これなら十分に理解可能でしょう。「キリストは労働者である」と表現するのはおかしいかもしれませんが、ある意味でそのとおりです。わたしたちもまた、その意味での労働者です。教会のなかで、教会を通して、さまざまな奉仕を行うことにおいて、苦労があり、疲労があります。わたしたちが教会のなかで、教会を通して味わう苦労や疲労は、歴史のなかで活躍されたキリストから受け継いだものなのです。

実際たとえば、わたしたちが聖書を読んで正しく理解すること、この中に描かれているイエス・キリストが地上でなさったのと全く同じことを真似してみることは一苦労です。イエスさまは、毎週会堂で説教なさいました。また病気の人々を訪問なさいました。信仰に反対する人々と戦われました。集会を開くこと、団体を運営すること、それらすべてのことをイエスさまもなさいました。それを今、わたしたちもしているのです。

それらの苦労や努力を避けて通らないことです。

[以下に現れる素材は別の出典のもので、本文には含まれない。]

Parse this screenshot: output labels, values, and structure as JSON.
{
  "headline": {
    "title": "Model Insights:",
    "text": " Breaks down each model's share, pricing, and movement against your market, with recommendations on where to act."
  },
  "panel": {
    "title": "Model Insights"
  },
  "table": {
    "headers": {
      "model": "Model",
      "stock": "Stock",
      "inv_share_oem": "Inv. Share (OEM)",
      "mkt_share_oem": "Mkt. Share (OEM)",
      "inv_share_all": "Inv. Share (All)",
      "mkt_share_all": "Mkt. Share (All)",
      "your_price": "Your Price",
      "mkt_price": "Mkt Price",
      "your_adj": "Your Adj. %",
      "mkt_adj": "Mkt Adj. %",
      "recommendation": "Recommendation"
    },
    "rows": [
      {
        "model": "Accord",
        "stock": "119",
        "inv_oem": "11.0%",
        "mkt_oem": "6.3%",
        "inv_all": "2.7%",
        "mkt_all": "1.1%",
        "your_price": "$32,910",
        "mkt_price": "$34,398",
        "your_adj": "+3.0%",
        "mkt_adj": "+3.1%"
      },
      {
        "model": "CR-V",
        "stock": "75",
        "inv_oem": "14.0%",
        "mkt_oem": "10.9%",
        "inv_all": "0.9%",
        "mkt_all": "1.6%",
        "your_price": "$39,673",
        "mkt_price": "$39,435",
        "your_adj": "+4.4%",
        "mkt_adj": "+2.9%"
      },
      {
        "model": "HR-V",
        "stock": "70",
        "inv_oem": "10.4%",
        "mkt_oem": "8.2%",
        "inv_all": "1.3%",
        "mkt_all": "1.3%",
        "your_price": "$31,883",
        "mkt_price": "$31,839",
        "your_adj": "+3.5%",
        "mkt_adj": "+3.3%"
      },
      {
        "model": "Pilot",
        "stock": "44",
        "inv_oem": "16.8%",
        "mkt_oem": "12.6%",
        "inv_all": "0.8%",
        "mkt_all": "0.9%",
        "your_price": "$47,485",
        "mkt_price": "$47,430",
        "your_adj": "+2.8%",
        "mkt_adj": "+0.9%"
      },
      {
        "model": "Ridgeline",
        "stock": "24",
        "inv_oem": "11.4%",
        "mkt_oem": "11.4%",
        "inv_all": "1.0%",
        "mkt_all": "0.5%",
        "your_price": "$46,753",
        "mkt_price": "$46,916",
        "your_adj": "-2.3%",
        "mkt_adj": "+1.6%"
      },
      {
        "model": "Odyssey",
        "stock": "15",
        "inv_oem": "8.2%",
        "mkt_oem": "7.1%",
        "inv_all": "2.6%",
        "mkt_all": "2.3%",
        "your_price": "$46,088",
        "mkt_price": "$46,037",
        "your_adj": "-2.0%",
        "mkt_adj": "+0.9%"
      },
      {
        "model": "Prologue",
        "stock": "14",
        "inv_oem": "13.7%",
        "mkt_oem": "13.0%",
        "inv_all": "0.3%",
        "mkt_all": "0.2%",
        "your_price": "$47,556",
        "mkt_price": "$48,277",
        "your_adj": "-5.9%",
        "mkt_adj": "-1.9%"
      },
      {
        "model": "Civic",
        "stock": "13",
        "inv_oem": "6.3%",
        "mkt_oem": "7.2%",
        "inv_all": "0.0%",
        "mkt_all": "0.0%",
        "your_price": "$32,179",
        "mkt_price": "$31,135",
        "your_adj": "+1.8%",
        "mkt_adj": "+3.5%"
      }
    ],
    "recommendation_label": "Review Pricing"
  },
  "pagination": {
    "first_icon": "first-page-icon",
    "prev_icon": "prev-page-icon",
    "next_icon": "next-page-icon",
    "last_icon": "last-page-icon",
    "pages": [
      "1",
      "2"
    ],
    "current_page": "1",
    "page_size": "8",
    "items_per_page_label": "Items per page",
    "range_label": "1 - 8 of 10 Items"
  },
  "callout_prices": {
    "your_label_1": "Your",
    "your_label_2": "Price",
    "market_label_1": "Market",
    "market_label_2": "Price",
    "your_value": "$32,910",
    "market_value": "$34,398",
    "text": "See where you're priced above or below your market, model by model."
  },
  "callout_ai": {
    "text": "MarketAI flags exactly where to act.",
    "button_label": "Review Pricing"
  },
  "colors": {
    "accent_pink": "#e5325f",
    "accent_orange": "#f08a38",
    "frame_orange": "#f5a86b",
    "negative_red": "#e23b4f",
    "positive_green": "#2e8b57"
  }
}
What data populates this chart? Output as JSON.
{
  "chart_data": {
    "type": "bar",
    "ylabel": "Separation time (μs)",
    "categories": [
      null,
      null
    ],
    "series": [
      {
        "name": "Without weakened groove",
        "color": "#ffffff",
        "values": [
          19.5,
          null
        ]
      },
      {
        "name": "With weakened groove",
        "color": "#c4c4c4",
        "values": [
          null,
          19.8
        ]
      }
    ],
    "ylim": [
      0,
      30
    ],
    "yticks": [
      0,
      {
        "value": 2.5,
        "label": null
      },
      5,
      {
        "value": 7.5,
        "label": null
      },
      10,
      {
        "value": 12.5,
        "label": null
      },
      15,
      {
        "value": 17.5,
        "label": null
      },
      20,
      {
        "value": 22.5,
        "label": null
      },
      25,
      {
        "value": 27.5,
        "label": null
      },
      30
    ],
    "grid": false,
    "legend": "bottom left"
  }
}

それをやってみたらよいのです。教会活動に参加することによってそれが十分可能です。それこそが「キリストの苦しみに与ること」なのです。

しかしまた、それは単に教会のなかで、教会を通して、ということだけに限定すべきものではありません。ご本人を前にして申し上げるとちょっとお困りになるかもしれませんが、たとえば佐々木冬彦長老のハープコンサートのことを考えるとよいでしょう。また、先週は千城台教会の田上雅徳長老(慶應義塾大学法学部准教授)が立教大学でオランダのカルヴィニズムについての講演をしてくださいました。私はその講演会の司会をしました。

教会の外へと出て行くこと、社会のなかで、多くの人々の前でキリスト者としての証しを立てること、喜んでもらうこと、このこともわたしたちにとっては多くの苦労を味わうことですが、やりがいのあることです。

あなたの人生の目標は何ですか。パウロの場合は、はっきりしていました。わたしたちも、はっきりしています。「まだ分からない」という方は、ぜひ教会に通ってください。